Of course, it is hardly that.

The WTO has simply upheld the European Union’s (EU) 2009 ban on imported seal products (meat, pelts, oil, etc.), which affects Canada most among the world’s pinniped-hunting nations (a small club that includes Greenland, Iceland, Norway, Russia and Namibia).

In its ruling, the organization allowed that while the prohibition probably violates at least the spirit of impartiality in global trade, it nonetheless “fulfills the objective of addressing EU public moral concerns on seal welfare to a certain extent.” What’s more, it added, “no alternative measure was demonstrated to make an equivalent or greater contribution to the fulfillment of the objective.”

In other words, consumers’ decidedly non-commercial interests can and do trump those, however legitimate, of producers, either small or large.

That’s good news to all the assorted rebels with various causes among us, though, naturally, none of this is sitting well with the federal government or Canadian sealers who are screaming about the dirty they’ve been done at the hands of a powerful, disingenuous protest lobby.

In a statement from Ed Fast, Minister for International Trade, Leona Aglukkaq, Minister of the Environment, and Gail Shea, Minister of Fisheries and Oceans, the trio declared, “On February 11, 2011, our government requested the establishment of a World Trade Organization dispute settlement panel to challenge the European Union’s unfair ban on seal products in order to stand up for Canadian sealers and to vigorously defend the interests of Canada’s Inuit and Indigenous communities.

“The WTO panel confirmed Canada’s long-standing position that the EU ban is discriminatory and treats Canadian seal products unfairly. However, the panel also took the view that such a ban can be justified due to some of the public’s concerns regarding seal harvesting. Canada remains steadfast in its position that the seal harvest is a humane, sustainable and well-regulated activity. Any views to the contrary are based on myths and misinformation, and the Panel’s findings should be of concern to all WTO members.”

The government, of course, promises it will press on with an appeal. But, realistically, this battle is over. The Harper government is not likely to threaten the stability of its freshly minted European trade agreement over an industry that generates few economic benefits for citizens who live south of the 60th parallel – i.e., most Canadians.
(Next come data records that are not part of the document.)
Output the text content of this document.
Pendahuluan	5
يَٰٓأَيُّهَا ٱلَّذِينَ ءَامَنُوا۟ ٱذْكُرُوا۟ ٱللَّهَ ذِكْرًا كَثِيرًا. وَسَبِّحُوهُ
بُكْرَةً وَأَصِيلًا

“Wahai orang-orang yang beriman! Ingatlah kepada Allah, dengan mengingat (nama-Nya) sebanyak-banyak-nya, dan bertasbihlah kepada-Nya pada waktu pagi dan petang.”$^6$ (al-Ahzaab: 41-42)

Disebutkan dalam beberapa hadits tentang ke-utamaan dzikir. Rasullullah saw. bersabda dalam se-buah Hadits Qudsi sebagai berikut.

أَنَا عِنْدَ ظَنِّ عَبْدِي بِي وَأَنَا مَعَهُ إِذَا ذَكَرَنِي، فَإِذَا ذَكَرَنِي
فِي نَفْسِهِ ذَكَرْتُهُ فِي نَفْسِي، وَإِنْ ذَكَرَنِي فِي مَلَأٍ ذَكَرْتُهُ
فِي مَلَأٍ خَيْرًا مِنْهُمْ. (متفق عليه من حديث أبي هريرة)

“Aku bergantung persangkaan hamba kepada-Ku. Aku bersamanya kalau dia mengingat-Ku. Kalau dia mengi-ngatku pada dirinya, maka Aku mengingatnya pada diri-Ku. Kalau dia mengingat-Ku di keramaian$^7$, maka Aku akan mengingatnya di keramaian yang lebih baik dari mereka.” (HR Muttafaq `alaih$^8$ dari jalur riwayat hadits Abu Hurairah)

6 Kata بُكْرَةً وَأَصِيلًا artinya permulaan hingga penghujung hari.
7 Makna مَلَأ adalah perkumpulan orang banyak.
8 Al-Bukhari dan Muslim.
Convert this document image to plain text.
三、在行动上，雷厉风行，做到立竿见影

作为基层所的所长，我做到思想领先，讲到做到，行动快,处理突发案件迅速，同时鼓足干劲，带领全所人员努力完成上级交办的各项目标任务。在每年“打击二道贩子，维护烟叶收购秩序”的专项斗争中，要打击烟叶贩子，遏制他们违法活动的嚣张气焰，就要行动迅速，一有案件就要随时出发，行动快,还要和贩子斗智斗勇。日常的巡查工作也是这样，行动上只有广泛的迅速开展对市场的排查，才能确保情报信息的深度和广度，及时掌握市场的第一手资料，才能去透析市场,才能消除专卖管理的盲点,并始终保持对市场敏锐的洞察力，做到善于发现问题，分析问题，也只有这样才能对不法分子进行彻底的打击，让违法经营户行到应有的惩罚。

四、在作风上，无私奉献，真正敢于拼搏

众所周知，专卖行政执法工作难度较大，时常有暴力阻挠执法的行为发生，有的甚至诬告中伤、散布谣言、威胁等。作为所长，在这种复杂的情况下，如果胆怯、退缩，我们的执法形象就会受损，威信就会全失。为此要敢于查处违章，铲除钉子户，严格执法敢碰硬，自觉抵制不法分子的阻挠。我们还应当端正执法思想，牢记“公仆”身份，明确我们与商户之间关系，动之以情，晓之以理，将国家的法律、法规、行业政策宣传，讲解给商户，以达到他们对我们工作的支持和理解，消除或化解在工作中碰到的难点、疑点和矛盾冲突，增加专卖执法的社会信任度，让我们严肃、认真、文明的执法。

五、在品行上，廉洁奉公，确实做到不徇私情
All of which provides several object lessons for less mature social agitations, the first of which is that the “facts” at one’s disposal need not actually be true.

The trick to winning hearts and minds in the seal debate was always steadfastly ensuring that the message of carnage and cruelty on the ice floes was front and centre and before the public. Even after the industry effectively cleaned up its act (to the degree that any mass predation can be absolved of moral ambiguity), the message never changed, a fact which truly bugged even some ardent environmental pioneers.
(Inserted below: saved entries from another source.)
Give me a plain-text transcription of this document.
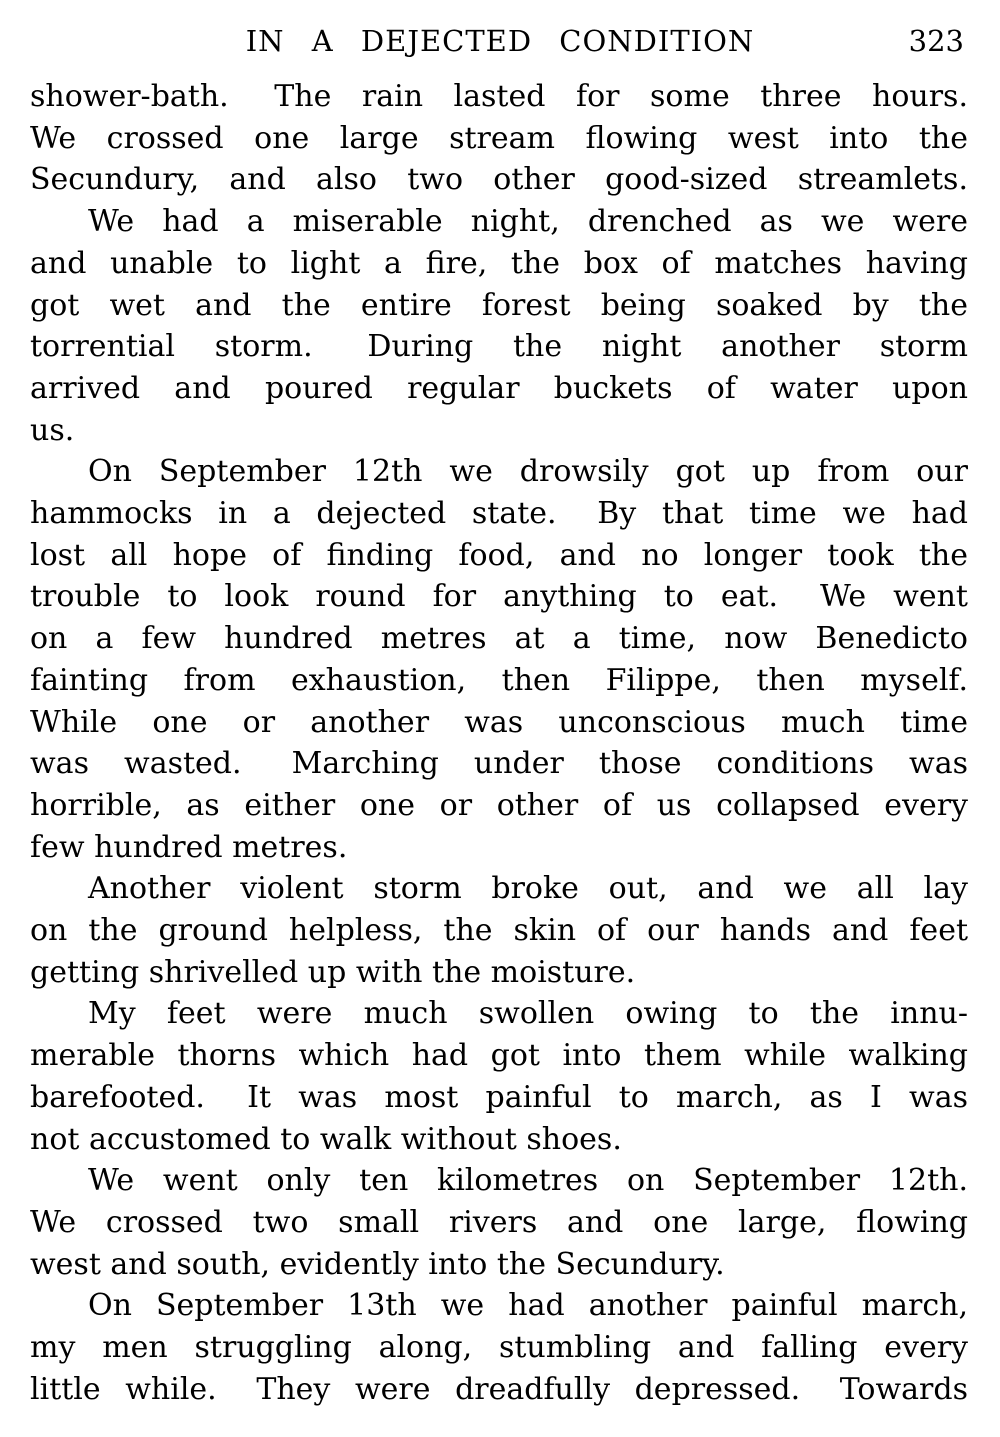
IN A DEJECTED CONDITION	323

shower-bath.  The rain lasted for some three hours.
We crossed one large stream flowing west into the
Secundury, and also two other good-sized streamlets.

We had a miserable night, drenched as we were
and unable to light a fire, the box of matches having
got wet and the entire forest being soaked by the
torrential storm.  During the night another storm
arrived and poured regular buckets of water upon
us.

On September 12th we drowsily got up from our
hammocks in a dejected state.  By that time we had
lost all hope of finding food, and no longer took the
trouble to look round for anything to eat.  We went
on a few hundred metres at a time, now Benedicto
fainting from exhaustion, then Filippe, then myself.
While one or another was unconscious much time
was wasted.  Marching under those conditions was
horrible, as either one or other of us collapsed every
few hundred metres.

Another violent storm broke out, and we all lay
on the ground helpless, the skin of our hands and feet
getting shrivelled up with the moisture.

My feet were much swollen owing to the innu-
merable thorns which had got into them while walking
barefooted.  It was most painful to march, as I was
not accustomed to walk without shoes.

We went only ten kilometres on September 12th.
We crossed two small rivers and one large, flowing
west and south, evidently into the Secundury.

On September 13th we had another painful march,
my men struggling along, stumbling and falling every
little while.  They were dreadfully depressed.  Towards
“We have to be logical,” Jacques Cousteau reportedly once said. “We have to aim our activity first to the endangered species. Those who are moved by the plight of the harp seal could also be moved by the plight of the pig – the way they are slaughtered is horrible.”

The second lesson is that celebrities can vastly enhance a movement’s credibility.
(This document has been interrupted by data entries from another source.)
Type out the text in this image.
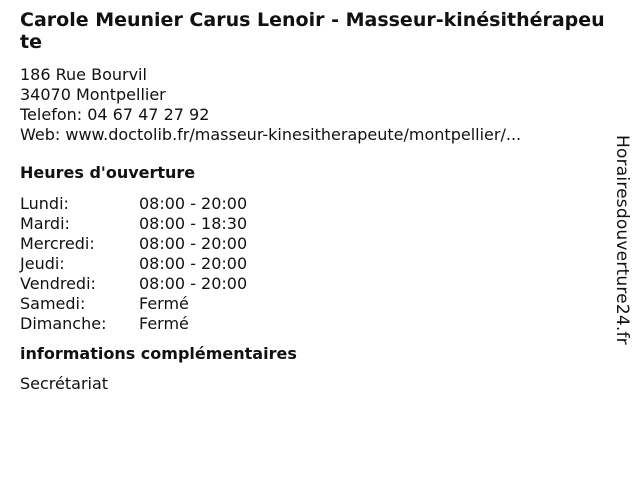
Carole Meunier Carus Lenoir - Masseur-kinésithérapeute
186 Rue Bourvil
34070 Montpellier
Telefon: 04 67 47 27 92
Web: www.doctolib.fr/masseur-kinesitherapeute/montpellier/...
Heures d'ouverture
Lundi:	08:00 - 20:00
Mardi:	08:00 - 18:30
Mercredi:	08:00 - 20:00
Jeudi:	08:00 - 20:00
Vendredi:	08:00 - 20:00
Samedi:	Fermé
Dimanche:	Fermé
informations complémentaires
Secrétariat
Horairesdouverture24.fr
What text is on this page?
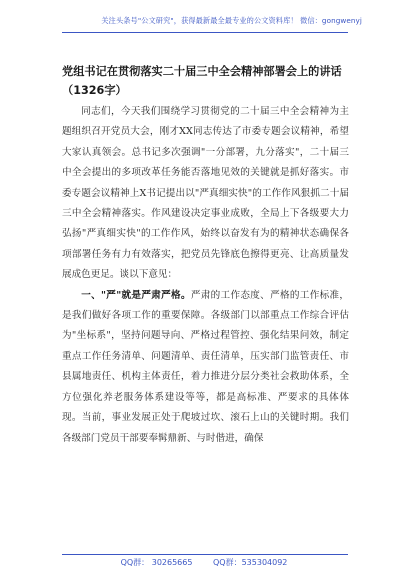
关注头条号"公文研究"，获得最新最全最专业的公文资料库！ 微信：gongwenyj
党组书记在贯彻落实二十届三中全会精神部署会上的讲话
（1326字）

同志们，今天我们围绕学习贯彻党的二十届三中全会精神为主题组织召开党员大会，刚才XX同志传达了市委专题会议精神，希望大家认真领会。总书记多次强调"一分部署，九分落实"，二十届三中全会提出的多项改革任务能否落地见效的关键就是抓好落实。市委专题会议精神上X书记提出以"严真细实快"的工作作风狠抓二十届三中全会精神落实。作风建设决定事业成败，全局上下各级要大力弘扬"严真细实快"的工作作风，始终以奋发有为的精神状态确保各项部署任务有力有效落实，把党员先锋底色擦得更亮、让高质量发展成色更足。谈以下意见：

一、"严"就是严肃严格。严肃的工作态度、严格的工作标准，是我们做好各项工作的重要保障。各级部门以部重点工作综合评估为"坐标系"，坚持问题导向、严格过程管控、强化结果问效，制定重点工作任务清单、问题清单、责任清单，压实部门监管责任、市县属地责任、机构主体责任，着力推进分层分类社会救助体系，全方位强化养老服务体系建设等等，都是高标准、严要求的具体体现。当前，事业发展正处于爬坡过坎、滚石上山的关键时期。我们各级部门党员干部要奉髯鼎新、与时偕进，确保

QQ群： 30265665	QQ群：535304092
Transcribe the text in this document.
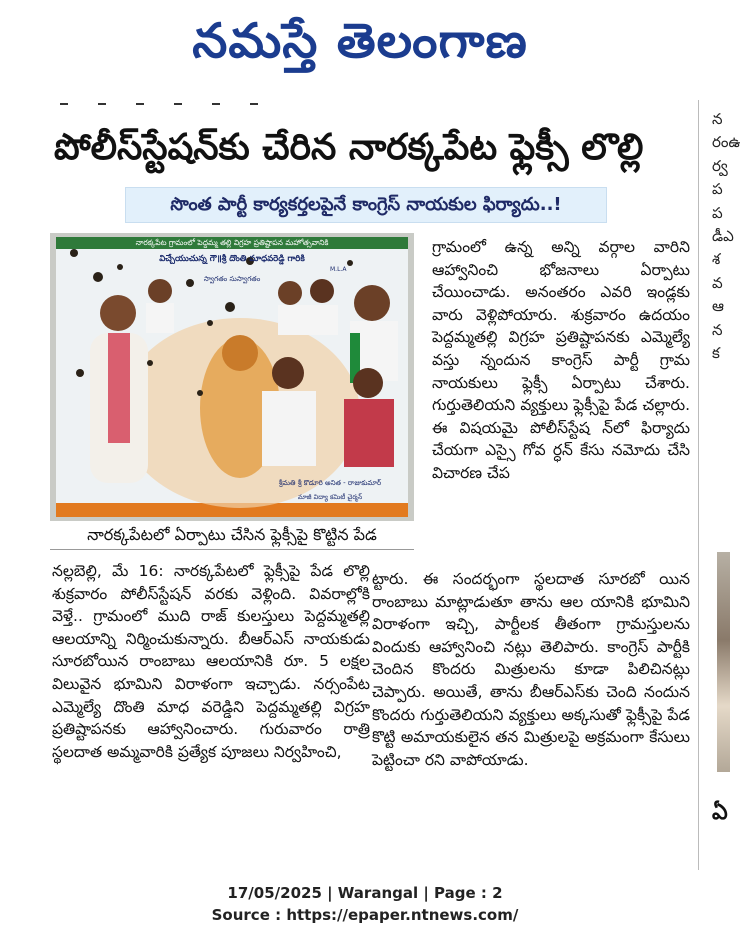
నమస్తే తెలంగాణ
పోలీస్‌స్టేషన్‌కు చేరిన నారక్కపేట ఫ్లెక్సీ లొల్లి
సొంత పార్టీ కార్యకర్తలపైనే కాంగ్రెస్ నాయకుల ఫిర్యాదు..!
నారక్కపేట గ్రామంలో పెద్దమ్మ తల్లి విగ్రహ ప్రతిష్టాపన మహోత్సవానికి
విచ్చేయుచున్న గౌ॥శ్రీ దొంతి మాధవరెడ్డి గారికి
M.L.A
స్వాగతం సుస్వాగతం
శ్రీమతి శ్రీ కొడూరి అనిత - రాజుకుమార్
మాజీ విద్యా కమిటీ చైర్మన్
నారక్కపేటలో ఏర్పాటు చేసిన ఫ్లెక్సీపై కొట్టిన పేడ

గ్రామంలో ఉన్న అన్ని వర్గాల వారిని ఆహ్వానించి భోజనాలు ఏర్పాటు చేయించాడు. అనంతరం ఎవరి ఇండ్లకు వారు వెళ్లిపోయారు. శుక్రవారం ఉదయం పెద్దమ్మతల్లి విగ్రహ ప్రతిష్టాపనకు ఎమ్మెల్యే వస్తు న్నందున కాంగ్రెస్ పార్టీ గ్రామ నాయకులు ఫ్లెక్సీ ఏర్పాటు చేశారు. గుర్తుతెలియని వ్యక్తులు ఫ్లెక్సీపై పేడ చల్లారు. ఈ విషయమై పోలీస్‌స్టేష న్‌లో ఫిర్యాదు చేయగా ఎస్సై గోవ ర్ధన్ కేసు నమోదు చేసి విచారణ చేప

నల్లబెల్లి, మే 16: నారక్కపేటలో ఫ్లెక్సీపై పేడ లొల్లి శుక్రవారం పోలీస్‌స్టేషన్ వరకు వెళ్లింది. వివరాల్లోకి వెళ్తే.. గ్రామంలో ముది రాజ్ కులస్తులు పెద్దమ్మతల్లి ఆలయాన్ని నిర్మించుకున్నారు. బీఆర్‌ఎస్ నాయకుడు సూరబోయిన రాంబాబు ఆలయానికి రూ. 5 లక్షల విలువైన భూమిని విరాళంగా ఇచ్చాడు. నర్సంపేట ఎమ్మెల్యే దొంతి మాధ వరెడ్డిని పెద్దమ్మతల్లి విగ్రహ ప్రతిష్టాపనకు ఆహ్వానించారు. గురువారం రాత్రి స్థలదాత అమ్మవారికి ప్రత్యేక పూజలు నిర్వహించి,

ట్టారు. ఈ సందర్భంగా స్థలదాత సూరబో యిన రాంబాబు మాట్లాడుతూ తాను ఆల యానికి భూమిని విరాళంగా ఇచ్చి, పార్టీలక తీతంగా గ్రామస్తులను విందుకు ఆహ్వానించి నట్లు తెలిపారు. కాంగ్రెస్ పార్టీకి చెందిన కొందరు మిత్రులను కూడా పిలిచినట్లు చెప్పారు. అయితే, తాను బీఆర్‌ఎస్‌కు చెంది నందున కొందరు గుర్తుతెలియని వ్యక్తులు అక్కసుతో ఫ్లెక్సీపై పేడ కొట్టి అమాయకులైన తన మిత్రులపై అక్రమంగా కేసులు పెట్టించా రని వాపోయాడు.

నరంఉర్వపపడీఎశవఆనక
ఏ
17/05/2025 | Warangal | Page : 2
Source : https://epaper.ntnews.com/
In 2006, Paul McCartney and his then-wife Heather Mills, took Newfoundland and Labrador Premier Danny Williams – who was linked to the show via a scratchy phone connection – to task over the annual cull. They called him by his first name and beseeched him, several times, to stop the killing. They were wrong on every account, every statement of fact. But, it didn’t matter. Subsequent polling showed that, in the eyes of the average viewer, they’d won the debate.

Was this sensible? Was this reasonable?

Who cares?

All’s fair in love, war and on the picket lines.